Why can you not cancel-down the square within a square-root?

Question

$y = \sqrt{x²+5x+6.25} \iff y = \sqrt{(x+2.5)²} $

but $\iff y = x+2.5$ together with $y = -x-2.5$ is wrong.

Why? What are the underlying rules?

Answer 1

The convention is that the square root function, written either as $\sqrt{x}$ or $x^{0.5}$ takes only the positive value. So if you're trying to state that x is the solution to $x^2=4$, then you need to specify that $x=\pm \sqrt{4} = \pm 2$.

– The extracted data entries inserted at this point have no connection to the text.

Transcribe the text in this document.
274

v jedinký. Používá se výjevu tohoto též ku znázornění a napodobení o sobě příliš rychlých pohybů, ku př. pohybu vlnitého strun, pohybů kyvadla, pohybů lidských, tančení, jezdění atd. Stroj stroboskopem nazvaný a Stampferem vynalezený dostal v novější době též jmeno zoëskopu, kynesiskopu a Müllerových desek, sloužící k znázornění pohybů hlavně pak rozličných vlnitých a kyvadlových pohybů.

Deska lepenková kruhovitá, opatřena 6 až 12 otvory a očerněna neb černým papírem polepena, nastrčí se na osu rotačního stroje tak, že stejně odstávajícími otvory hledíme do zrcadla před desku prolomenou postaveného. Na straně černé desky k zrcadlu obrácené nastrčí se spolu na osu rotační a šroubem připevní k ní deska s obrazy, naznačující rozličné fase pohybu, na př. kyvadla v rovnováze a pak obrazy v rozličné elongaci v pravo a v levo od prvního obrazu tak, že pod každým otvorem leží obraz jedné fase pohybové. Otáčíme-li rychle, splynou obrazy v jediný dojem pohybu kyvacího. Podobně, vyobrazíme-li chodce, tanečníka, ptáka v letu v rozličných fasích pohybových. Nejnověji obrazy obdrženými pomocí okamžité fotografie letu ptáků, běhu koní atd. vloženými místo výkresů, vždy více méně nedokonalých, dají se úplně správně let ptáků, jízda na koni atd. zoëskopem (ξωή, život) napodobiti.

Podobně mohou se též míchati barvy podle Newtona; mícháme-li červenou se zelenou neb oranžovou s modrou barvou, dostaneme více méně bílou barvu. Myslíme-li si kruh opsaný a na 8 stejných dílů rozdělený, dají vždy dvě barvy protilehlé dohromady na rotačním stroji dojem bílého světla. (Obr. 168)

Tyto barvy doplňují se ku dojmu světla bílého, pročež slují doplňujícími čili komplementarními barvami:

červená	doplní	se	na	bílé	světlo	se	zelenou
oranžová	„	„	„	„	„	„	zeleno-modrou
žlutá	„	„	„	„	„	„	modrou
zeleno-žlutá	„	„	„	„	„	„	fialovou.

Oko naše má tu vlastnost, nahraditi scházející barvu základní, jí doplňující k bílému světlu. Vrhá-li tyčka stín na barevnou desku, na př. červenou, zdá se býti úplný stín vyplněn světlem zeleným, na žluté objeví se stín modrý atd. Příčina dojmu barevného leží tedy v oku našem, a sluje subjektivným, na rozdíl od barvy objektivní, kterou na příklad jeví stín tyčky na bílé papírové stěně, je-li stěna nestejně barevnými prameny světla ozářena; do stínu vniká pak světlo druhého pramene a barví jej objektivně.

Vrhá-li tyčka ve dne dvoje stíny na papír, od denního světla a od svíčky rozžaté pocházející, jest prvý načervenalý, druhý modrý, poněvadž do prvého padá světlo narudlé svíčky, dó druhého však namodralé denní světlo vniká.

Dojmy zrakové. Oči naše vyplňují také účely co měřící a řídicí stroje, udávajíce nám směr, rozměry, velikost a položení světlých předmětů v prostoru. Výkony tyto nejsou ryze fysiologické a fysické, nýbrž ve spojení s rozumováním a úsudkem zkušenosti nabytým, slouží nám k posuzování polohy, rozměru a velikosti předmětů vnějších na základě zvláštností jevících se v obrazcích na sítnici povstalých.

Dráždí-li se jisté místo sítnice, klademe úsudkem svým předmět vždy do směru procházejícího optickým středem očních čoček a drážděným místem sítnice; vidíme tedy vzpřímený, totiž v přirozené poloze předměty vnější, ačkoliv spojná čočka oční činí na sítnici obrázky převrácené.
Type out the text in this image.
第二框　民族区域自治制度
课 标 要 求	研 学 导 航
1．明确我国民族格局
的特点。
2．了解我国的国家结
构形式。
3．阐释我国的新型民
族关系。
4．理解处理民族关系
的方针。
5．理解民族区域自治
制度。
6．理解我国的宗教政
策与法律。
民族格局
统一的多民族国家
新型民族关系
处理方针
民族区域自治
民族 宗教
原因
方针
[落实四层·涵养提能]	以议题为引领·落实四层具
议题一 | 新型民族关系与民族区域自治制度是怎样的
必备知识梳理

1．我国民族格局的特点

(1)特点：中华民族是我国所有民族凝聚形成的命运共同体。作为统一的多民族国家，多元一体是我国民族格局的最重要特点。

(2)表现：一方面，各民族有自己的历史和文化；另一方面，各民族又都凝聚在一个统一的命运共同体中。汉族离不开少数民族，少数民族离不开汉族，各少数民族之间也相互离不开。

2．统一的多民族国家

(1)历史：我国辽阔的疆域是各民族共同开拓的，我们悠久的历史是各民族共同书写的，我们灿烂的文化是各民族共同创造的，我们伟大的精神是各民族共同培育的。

It's fair to say that the convention doesn't necessarily hold - for example, when talking about functions on the complex numbers (where it's hard to talk about "positive" and "negative" in the first place) then the square root function is indeed multiple valued, and if you only want to get one value out of it you need to specify how you're going to pick one over the other.

Answer 2

Who says that's wrong? If $$y=(x^2+5x+6.25)^{0.5}$$ then $$y=((x+2.5)^2)^{0.5}=\left|x+2.5\right|$$ So $y=x+2.5$ (if $x\geq{-2.5}$) or $y={-x}-2.5$ (if $x\leq{-2.5}$) . I suppose it depends on what you mean by "together with".